With these unsufficient results, I decided to develop my own functions for lemmatization, postagging and automatic translation. The main tool for this was the Morpheus Dictionary, available as a xml file for instance from here. This file contains 958,476 unique tokens. An entry for each token has the following structure:

 <t>
    <i>1631</i> 			# word-form-id
    <f>ἀγακλέᾰς</f>		# word-form
    <b>αγακλεᾰς</b>		# word-form-without-diacritics
    <l>ἀγακλεής</l>		# lemma
    <e>αγακλεης</e>		# lemma-without-diacritics
    <p>a-p---ma-</p>	# morphological-analysis
    <d>76</d>					# lemma-id
    <s>very glorious, famous</s> 	# translation
    <a>doric aeolic</a> 					# dialect 
  </t>

I parsed this structure into two python dictionaries:

The first dictionary (morpheus_dict) has as its keys all unique word forms, both with and without diacritics. It has 706,506 key-value pairs. For each key, a value is a list of all possible tokens. In most cases, there is just one element in the list. Thus:

morpheus_dict["λόγος"]
>>> [{'a': None,
  'b': 'λογος',
  'd': '19869',
  'e': 'λογος',
  'f': 'λόγος',
  'i': '542404',
  'l': 'λόγος',
  'p': 'n-s---mn-',
  's': 'the word'}]

This simple navigation is then used in a series of functions drawing upon it.

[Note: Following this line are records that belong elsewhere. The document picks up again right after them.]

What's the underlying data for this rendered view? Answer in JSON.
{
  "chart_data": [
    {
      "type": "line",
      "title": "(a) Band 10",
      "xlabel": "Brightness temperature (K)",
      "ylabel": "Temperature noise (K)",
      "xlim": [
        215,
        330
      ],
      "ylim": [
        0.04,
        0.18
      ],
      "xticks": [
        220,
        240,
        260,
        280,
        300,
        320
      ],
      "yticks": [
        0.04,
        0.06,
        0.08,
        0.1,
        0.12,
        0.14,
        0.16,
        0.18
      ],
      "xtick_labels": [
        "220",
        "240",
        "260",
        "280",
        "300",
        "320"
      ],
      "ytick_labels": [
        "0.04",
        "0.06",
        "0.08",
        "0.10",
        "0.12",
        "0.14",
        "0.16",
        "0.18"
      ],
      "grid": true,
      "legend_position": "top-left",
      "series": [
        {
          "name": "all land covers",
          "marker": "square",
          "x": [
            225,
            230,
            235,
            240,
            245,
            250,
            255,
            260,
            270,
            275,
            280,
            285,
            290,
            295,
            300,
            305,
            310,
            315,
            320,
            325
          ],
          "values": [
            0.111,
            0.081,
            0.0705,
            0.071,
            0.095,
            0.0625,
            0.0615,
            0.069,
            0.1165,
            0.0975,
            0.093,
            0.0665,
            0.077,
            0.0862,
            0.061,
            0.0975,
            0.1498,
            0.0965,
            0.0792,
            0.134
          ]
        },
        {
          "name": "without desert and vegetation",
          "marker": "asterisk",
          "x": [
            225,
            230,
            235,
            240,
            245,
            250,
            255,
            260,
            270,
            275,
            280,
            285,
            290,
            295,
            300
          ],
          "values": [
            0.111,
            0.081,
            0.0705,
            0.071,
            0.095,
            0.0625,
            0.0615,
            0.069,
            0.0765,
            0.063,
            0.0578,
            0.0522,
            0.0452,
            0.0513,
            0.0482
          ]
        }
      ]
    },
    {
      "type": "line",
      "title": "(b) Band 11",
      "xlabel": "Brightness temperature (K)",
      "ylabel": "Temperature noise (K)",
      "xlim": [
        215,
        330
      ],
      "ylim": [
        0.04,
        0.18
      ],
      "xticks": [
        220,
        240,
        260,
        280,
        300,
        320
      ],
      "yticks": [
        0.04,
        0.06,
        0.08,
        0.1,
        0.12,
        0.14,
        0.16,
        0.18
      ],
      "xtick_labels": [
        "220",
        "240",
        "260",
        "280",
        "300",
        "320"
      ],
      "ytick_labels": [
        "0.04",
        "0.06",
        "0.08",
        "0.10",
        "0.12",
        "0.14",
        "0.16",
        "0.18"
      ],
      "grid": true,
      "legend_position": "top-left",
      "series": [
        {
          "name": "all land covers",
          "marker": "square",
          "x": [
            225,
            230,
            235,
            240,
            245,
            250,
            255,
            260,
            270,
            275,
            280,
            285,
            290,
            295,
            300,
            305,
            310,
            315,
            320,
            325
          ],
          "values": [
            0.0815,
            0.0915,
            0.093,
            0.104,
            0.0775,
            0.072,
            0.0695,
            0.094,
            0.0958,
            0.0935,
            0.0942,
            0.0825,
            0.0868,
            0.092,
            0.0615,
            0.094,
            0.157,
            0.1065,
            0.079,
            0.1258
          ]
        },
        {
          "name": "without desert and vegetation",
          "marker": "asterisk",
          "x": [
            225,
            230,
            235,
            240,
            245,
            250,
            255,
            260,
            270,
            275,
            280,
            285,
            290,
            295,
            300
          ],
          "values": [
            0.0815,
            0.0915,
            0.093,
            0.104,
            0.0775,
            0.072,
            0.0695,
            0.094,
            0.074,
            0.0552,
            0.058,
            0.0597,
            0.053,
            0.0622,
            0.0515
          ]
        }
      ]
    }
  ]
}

The second dictionary (morpheus_by_lemma) is much more simple, since it contains only information associated with each individual lemma (and not every wordform). It is especially useful for getting a simple translation of a lemmatized word:

morpheus_by_lemma["λόγος"]
>>> [{'a': None, 'd': 19869, 'l': 'λόγος', 's': 'the word'}]

Functions for lemmatization, POStagging and translation of ancient Greek

On the top is the function get_lemmatized_sentences(string, all_lemmata=False, filter_by_postag=None, involve_unknown=False).

As an input, it receives a raw Greek text of any kind and extent. Such input is processed by a series of subsequent functions embedded within each other:

(1) get_sentences() splits the string into sentences by common sentence separators.

(2) lemmatize_string(sentence) first calls tokenize_string(), which makes a basic cleaning and stopwords filtering for the sentence, and returns a list of words. Subsequently, each word from the tokenized sentence is sent either to return_first_lemma() or to return_all_unique_lemmata(), on the basis of the value of the parameter all_lemmata= (set to False by default).

(4) return_all_unique_lemmata()goes to the morpheus_dict values and returns all unique lemmata.

(5) Parameter filter_by_postag= (default None) enables to sub-select chosen word types from the tokens, on the basis of first character in the tag “p” . Thus, to choose only nouns, adjectives, and verbs, you can set filter_by_postag=["n", "a", "v"].

Next to the lemmatization, there is also a series of functions for translations, like return_all_unique_translations(word, filter_by_postag=None, involve_unknown=False), useful for any wordform, and lemma_translator(word), where we already have a lemma.

As a next step, I will put these functions into a package. Perhaps some of my functions could also be implemented into the cltk package. Hopefully I will soon update this post with a link to a repo containing its code and refs.